Да, за нее дали приданое – Гвинею, Джибути и Новую Каледонию. Да, все оформили законно. Да, де Мерод были старинным бельгийским княжеским родом со славной историей. Но Клеопатра была танцовщицей, что в представлении Высшего Света тех лет считалось чем-то сопоставимым со шлюхой. Ее так и называли за глаза в кругах европейских августейших фамилий – «царская шлюха», а ее детей величали не иначе как ублюдками.
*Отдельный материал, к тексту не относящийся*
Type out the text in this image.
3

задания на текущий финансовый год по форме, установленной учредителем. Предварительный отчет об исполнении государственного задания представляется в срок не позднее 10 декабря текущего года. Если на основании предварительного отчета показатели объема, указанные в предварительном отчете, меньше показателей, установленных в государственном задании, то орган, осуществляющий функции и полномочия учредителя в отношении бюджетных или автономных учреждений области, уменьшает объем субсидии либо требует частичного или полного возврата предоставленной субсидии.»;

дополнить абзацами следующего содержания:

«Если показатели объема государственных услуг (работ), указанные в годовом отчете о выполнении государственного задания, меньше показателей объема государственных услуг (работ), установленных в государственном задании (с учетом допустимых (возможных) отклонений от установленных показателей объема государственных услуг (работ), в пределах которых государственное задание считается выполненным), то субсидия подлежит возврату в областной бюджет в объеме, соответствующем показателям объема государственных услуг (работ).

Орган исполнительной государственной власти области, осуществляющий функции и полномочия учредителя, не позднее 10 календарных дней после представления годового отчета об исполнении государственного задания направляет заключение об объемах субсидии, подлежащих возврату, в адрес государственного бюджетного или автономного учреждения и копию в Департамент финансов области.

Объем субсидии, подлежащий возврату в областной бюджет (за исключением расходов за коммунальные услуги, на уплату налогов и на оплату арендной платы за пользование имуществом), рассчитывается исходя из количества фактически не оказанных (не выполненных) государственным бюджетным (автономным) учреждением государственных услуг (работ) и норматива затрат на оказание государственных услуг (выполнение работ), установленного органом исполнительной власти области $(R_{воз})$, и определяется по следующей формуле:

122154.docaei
Нет, конечно, на отношениях с Россией как с государством это не сильно сказалось. По крайней мере, формально. Однако на все мероприятия закрытого клуба монархов приглашали официально только и исключительно Николая, подчеркнуто игнорируя его супругу и детей. Из-за чего он перестал их посещать. Тем более что на его официальные приглашения реагировали так же. Рассориться умудрились даже с датским королевским домом.
Клеопатра стоически переносила это унижение. Да-да, именно Клеопатра. Ради сохранения уникального имени супруги Николай организовал крещение ее в день памяти блаженной Клеопатры Палестинской. Так вот – она переносила это поведение Высшего Света стойко и никак, ни разу не продемонстрировала прилюдно своего раздражения или неудовольствия. Она знала, на что идет, постаравшись раствориться в делах семейных и общественных.
А вот Николая это задевало. Сильно задевало. Заставляя раздувать в России настоящий культ супруги как внутри страны, так и за ее пределами. Клеопатра то, Клеопатра это, Клеопатра здесь, Клеопатра там. И везде она – молодец. И везде – умница и поистине благородная натура. Мстя этим заносчивым засранцам за их поведение, ибо народ сравнивал и оценивал. И как-то так выходило, что «породистые» аристократки Высшего Света выглядели очень бледно на фоне фактурной, яркой и эффектной Клеопатры.
Так вот сидели они, кушали, беседовали.